Aditya Kumar, Founder & CEO Qbera.com explains on whether borrowing can lead to a debt trap for an individual or not. People often find themselves puzzled about the type of borrowing instrument to pick. In today’s world, the most fitting borrowing options, at least for salaried individuals (they make up for the majority in the present-day borrowers’ community), are credit cards and personal loans. With banks and financial institutions constantly upgrading their credit products, borrowers often find themselves confused in choosing the ideal credit product.
Different credit products work differently.
Kumar says, "While we evaluate whether or not borrowing can lead to insurmountable debt, we’ll have to consider the individual workings of different credit products and how each of them play a diverse role in our overall financial health."
How much do credit cards and personal loans affect the debt?
Individuals with good credit scores will have multiple lending institutions offering them access to a multitude of credit instruments. This is where it is immensely essential to exercise the element of caution. We’ve often come across instances where debt has enveloped communities on a global scale in its dark underbelly.
Personal loans are unsecured loans that come with an interest rate between 11% and 16%, sometimes more (can overshoot 20% too). These loans often require you to have a good credit score in order to be eligible. The quantum of amount that you can borrow is directly proportional to your income. Tenure options usually stretch up to 5-year or 7-year periods or even longer.
Sometimes, a good credit score will give you access to multiple loans. With a good income level, you’ll have multiple financial institutions offering you loan options. Let’s say you take your options. Now, losing your job or your source of income will be detrimental to your financial interests – this is something you would agree without question.
A situation like this has only one deduction – borrowing will in fact, lead to great debt.
However, if your income level is good, you have more than one source of income, and only one loan account where your monthly repayment is less than 30% of your monthly income, borrowing will not lead to a great debt.
As such, whatever way you look at it, borrowing can, or wouldn’t lead to great debt. Debt management is what makes the difference.
As a matter of fact, taking a personal loan to make an investment or purchase an insurance product is a great example to demonstrate borrowing in good light, not leading to great debt of course (if managed effectively).
Credit cards are similar to personal loans, only that they come with a much higher rate of interest. Interest rates on certain credit cards stand at over 40% p.a. Having multiple credit cards and not giving due importance in managing your debt to income ratio can definitely lead to dangerous debt levels.
The right approach to borrowing is to effectively manage your debt to income ratio – at any point, your monthly debt repayments should not exceed 40 percent of your income (ideally, 30% should be your limit). If it does, you are approaching unfriendly territory.
Why borrowing doesn’t always lead to great debt?
After having understood the dangers of excessive borrowing, then know that controlled borrowing DOES NOT lead to intractable debt, but does in fact help grow the individual or the economy as the case may be.
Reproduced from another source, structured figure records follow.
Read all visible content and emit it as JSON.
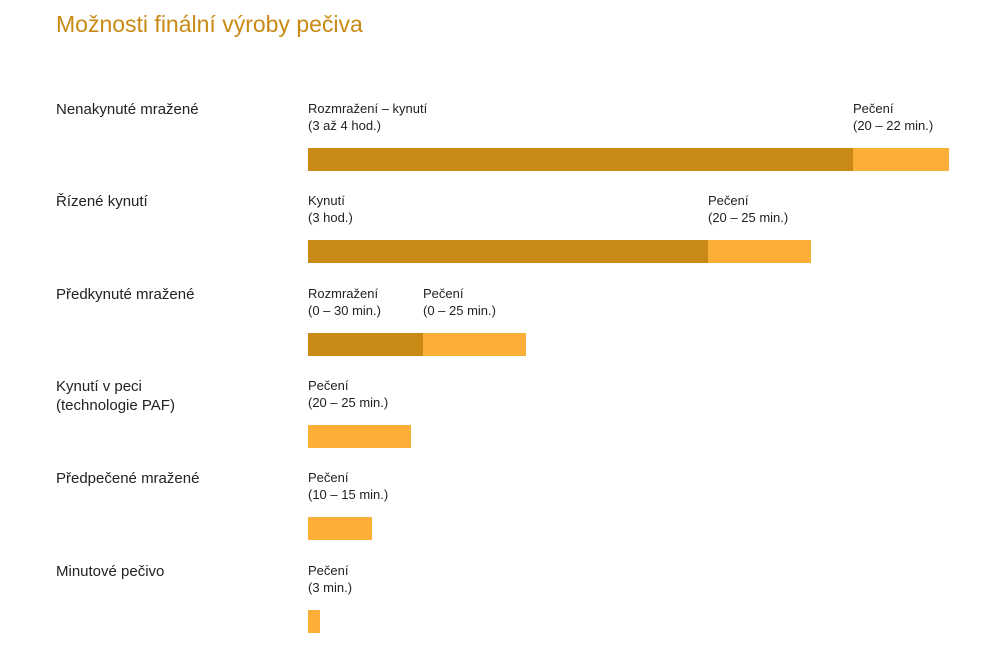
{
  "colors": {
    "title": "#c88a14",
    "phase_prep": "#c88a14",
    "phase_bake": "#fbae38"
  },
  "chart_data": {
    "type": "bar",
    "orientation": "horizontal",
    "stacked": true,
    "title": "Možnosti finální výroby pečiva",
    "rows": [
      {
        "label": "Nenakynuté mražené",
        "segments": [
          {
            "kind": "prep",
            "name": "Rozmražení – kynutí",
            "duration": "(3 až 4 hod.)",
            "value": 545
          },
          {
            "kind": "bake",
            "name": "Pečení",
            "duration": "(20 – 22 min.)",
            "value": 96
          }
        ]
      },
      {
        "label": "Řízené kynutí",
        "segments": [
          {
            "kind": "prep",
            "name": "Kynutí",
            "duration": "(3 hod.)",
            "value": 400
          },
          {
            "kind": "bake",
            "name": "Pečení",
            "duration": "(20 – 25 min.)",
            "value": 103
          }
        ]
      },
      {
        "label": "Předkynuté mražené",
        "segments": [
          {
            "kind": "prep",
            "name": "Rozmražení",
            "duration": "(0 – 30 min.)",
            "value": 115
          },
          {
            "kind": "bake",
            "name": "Pečení",
            "duration": "(0 – 25 min.)",
            "value": 103
          }
        ]
      },
      {
        "label": "Kynutí v peci\n(technologie PAF)",
        "segments": [
          {
            "kind": "bake",
            "name": "Pečení",
            "duration": "(20 – 25 min.)",
            "value": 103
          }
        ]
      },
      {
        "label": "Předpečené mražené",
        "segments": [
          {
            "kind": "bake",
            "name": "Pečení",
            "duration": "(10 – 15 min.)",
            "value": 64
          }
        ]
      },
      {
        "label": "Minutové pečivo",
        "segments": [
          {
            "kind": "bake",
            "name": "Pečení",
            "duration": "(3 min.)",
            "value": 12
          }
        ]
      }
    ]
  }
}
- With the steady increase in disbursal of personal loans and other credit products, banks in India have posted steady financial growth.
- While NPAs have been an area of concern, steps to curb their emergence can show increased borrowings in great light.
- Credit cards have improved purchasing power of individuals, also helping them improve quality of life.
In conclusion, borrowing doesn’t necessarily lead to great debt. Management of debt is what leads to financial ruin or financial freedom.